- From: Brad Kemper <brad.kemper@gmail.com>
- Date: Tue, 15 Dec 2009 14:28:08 -0800
- To: "Tab Atkins Jr." <jackalmage@gmail.com>
- Cc: Doug Schepers <schepers@w3.org>, "Eric A. Meyer" <eric@meyerweb.com>, Mikko Rantalainen <mikko.rantalainen@peda.net>, www-style CSS <www-style@w3.org>
On Dec 15, 2009, at 1:43 PM, "Tab Atkins Jr." <jackalmage@gmail.com> wrote: > On Tue, Dec 15, 2009 at 2:40 PM, Tab Atkins Jr. > <jackalmage@gmail.com> wrote: >> On Tue, Dec 15, 2009 at 12:47 PM, Brad Kemper >> <brad.kemper@gmail.com> wrote: >>> The iPhone interface for such iPhone apps as "Contacts" solves >>> this very neatly. The sticky content does not accumulate within >>> the viewport, but instead gets pushed off-screen when other sticky >>> content scrolls up to meet it. If you are not familiar with this >>> iPhone convention, then first take a look at this jQuery-based >>> demo I found on the Web: >>> >>> http://demo.marcofolio.net/iphone_contact/ >> >> Dude made things *way* too complicated.
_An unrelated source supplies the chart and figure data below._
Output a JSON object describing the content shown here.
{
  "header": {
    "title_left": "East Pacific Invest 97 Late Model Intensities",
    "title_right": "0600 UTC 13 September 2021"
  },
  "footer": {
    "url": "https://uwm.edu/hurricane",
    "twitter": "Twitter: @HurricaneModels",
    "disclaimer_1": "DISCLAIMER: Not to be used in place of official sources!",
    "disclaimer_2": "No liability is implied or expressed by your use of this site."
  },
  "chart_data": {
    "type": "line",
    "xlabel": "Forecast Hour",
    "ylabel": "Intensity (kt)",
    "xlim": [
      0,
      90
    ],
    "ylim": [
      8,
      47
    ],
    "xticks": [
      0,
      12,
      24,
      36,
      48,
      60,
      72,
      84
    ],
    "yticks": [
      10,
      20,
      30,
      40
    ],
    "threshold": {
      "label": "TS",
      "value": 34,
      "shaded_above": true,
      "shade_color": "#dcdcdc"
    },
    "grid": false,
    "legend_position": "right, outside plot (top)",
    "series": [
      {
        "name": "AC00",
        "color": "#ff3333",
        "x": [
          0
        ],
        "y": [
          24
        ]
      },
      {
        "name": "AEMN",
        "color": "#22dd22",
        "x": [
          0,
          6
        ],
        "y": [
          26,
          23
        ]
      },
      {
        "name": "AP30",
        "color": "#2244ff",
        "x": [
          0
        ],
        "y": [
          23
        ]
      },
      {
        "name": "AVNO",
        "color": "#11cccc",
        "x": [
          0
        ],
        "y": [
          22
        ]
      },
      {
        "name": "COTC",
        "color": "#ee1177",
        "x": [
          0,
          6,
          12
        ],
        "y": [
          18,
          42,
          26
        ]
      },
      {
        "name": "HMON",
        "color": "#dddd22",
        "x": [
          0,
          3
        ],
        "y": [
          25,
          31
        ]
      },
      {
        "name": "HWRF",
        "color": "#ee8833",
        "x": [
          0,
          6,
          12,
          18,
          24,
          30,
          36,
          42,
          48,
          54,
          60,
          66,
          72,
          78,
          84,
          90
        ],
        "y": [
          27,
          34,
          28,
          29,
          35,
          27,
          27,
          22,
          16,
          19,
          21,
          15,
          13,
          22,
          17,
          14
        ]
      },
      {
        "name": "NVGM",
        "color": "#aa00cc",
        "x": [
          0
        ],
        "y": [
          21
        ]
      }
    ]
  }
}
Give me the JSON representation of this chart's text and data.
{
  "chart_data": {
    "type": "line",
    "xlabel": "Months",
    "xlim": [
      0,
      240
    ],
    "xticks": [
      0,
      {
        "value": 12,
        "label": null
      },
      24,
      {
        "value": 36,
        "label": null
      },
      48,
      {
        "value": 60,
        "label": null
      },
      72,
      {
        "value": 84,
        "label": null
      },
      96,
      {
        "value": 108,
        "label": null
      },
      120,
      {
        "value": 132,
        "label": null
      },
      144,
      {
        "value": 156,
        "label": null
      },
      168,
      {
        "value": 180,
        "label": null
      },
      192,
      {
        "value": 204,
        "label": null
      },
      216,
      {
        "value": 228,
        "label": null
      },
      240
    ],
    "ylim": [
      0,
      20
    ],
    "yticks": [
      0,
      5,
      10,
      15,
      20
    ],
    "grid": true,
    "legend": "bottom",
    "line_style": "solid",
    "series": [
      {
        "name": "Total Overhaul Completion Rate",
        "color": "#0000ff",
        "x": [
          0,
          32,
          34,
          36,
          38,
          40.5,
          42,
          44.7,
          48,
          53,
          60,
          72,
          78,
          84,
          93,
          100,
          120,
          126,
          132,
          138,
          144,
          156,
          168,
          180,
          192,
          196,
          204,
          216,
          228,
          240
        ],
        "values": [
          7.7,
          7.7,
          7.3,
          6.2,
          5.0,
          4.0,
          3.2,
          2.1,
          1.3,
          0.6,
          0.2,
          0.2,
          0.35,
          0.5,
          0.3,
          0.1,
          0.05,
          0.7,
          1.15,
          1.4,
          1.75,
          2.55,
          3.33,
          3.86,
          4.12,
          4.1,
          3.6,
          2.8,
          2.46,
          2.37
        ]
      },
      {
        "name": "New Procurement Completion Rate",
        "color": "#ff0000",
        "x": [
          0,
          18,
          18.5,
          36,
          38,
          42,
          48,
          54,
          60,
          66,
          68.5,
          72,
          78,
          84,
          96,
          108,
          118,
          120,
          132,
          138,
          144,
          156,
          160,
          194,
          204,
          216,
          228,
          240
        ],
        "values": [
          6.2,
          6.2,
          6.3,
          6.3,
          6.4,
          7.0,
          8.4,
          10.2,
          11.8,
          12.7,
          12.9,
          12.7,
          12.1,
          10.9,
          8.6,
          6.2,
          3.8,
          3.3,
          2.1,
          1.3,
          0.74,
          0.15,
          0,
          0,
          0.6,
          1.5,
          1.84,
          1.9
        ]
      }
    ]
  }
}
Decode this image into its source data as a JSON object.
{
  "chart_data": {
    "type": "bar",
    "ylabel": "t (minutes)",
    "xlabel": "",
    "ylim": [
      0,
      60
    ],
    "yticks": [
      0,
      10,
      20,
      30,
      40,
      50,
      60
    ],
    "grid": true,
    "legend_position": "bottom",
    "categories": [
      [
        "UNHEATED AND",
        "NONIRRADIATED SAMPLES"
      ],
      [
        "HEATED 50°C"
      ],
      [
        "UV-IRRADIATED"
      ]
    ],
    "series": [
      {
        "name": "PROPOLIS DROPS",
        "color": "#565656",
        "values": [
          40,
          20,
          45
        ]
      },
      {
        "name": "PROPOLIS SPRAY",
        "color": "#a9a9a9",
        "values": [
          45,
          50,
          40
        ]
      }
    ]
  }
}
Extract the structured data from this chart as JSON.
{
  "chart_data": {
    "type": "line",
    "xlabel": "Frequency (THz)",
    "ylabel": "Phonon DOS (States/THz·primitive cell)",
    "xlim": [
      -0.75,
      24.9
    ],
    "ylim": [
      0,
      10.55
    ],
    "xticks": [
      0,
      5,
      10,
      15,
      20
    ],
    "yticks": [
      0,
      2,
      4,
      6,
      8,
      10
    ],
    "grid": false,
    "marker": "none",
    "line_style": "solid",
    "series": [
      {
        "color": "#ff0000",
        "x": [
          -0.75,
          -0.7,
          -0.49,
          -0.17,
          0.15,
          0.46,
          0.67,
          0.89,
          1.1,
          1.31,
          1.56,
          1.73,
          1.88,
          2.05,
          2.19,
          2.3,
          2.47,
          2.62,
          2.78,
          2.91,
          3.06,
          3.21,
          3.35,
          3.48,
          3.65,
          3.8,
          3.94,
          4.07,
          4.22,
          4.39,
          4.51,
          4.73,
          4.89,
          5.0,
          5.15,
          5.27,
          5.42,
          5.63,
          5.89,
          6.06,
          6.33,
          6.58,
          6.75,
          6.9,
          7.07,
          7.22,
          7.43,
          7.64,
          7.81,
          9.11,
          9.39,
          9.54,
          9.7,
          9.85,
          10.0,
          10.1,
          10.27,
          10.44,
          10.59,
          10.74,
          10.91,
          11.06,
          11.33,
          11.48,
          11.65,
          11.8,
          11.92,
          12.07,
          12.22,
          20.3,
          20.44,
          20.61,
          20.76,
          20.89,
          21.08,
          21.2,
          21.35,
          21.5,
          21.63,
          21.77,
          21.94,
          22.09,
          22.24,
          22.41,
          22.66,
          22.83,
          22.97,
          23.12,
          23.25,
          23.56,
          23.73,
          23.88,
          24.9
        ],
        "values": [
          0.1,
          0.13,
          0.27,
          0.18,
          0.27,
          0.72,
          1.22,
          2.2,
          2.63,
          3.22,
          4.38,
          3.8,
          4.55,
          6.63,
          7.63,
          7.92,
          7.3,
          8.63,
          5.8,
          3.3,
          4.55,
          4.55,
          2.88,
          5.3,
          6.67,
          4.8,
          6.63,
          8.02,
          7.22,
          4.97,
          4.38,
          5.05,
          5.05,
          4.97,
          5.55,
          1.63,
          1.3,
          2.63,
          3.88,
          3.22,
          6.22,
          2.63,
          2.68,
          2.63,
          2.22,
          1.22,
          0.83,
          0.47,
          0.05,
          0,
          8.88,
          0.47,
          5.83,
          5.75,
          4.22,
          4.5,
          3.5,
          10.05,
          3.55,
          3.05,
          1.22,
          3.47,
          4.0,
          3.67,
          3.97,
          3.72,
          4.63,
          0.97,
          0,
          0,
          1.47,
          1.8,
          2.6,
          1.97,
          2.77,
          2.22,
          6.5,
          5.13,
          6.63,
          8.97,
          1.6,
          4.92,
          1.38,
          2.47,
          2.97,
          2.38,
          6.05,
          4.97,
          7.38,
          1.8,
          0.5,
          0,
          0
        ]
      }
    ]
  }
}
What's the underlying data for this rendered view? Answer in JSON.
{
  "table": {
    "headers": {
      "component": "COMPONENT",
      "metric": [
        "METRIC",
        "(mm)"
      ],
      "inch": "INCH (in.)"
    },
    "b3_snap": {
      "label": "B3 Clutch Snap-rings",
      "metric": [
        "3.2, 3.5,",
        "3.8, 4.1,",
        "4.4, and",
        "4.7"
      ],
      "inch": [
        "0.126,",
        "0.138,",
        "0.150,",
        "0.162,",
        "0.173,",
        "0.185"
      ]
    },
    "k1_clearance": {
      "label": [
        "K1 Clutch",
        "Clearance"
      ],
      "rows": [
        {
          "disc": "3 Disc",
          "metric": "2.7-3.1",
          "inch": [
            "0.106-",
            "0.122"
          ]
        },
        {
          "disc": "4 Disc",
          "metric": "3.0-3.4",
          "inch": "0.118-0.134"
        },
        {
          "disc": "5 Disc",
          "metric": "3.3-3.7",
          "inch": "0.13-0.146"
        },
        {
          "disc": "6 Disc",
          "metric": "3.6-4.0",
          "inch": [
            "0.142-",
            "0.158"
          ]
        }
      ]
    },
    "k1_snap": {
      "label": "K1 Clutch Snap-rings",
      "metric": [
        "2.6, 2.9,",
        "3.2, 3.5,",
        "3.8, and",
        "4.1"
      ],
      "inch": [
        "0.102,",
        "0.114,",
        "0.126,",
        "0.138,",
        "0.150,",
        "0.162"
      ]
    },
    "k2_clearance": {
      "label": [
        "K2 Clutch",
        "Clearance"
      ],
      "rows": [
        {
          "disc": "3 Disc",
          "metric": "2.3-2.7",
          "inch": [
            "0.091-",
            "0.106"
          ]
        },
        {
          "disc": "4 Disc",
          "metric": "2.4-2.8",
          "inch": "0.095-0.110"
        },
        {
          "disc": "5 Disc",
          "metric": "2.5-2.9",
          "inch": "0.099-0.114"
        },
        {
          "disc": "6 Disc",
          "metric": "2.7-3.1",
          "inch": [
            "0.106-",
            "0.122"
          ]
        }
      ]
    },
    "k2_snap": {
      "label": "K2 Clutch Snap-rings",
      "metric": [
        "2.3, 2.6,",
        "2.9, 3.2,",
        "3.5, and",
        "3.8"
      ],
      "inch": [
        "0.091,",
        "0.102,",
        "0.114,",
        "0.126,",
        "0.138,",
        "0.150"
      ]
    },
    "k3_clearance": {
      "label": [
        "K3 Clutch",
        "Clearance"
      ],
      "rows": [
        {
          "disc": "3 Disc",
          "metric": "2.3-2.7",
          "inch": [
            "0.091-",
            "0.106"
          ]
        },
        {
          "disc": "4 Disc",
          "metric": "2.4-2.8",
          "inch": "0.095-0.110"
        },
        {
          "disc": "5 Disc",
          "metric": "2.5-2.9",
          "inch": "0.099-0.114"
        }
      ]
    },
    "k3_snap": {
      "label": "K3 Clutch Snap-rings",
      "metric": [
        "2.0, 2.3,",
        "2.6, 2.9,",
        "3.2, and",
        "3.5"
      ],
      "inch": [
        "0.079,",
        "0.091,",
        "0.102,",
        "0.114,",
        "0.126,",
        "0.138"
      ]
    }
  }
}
I grabbed his code, fixed it >> so that it does what we actually want (gradual displacement), and >> just >> generally simplified things. If you ignore accumulation, the whole >> thing is ridiculously easy to do in JS (11 lines total, 5 significant >> lines of code). >> >> http://www.xanthir.com/etc/stickypos/ > > For whatever reason, my demo doesn't work well in Firefox (and is even > worse in IE). The heading that is currently sticky visibly drags > before putting itself back in the right position. Chrome handles it > perfectly, though. That's probably why the original developer went > with such a hacky approach. > > ~TJ I'll take your word for it. Neither works on an actual iPhone, ironically.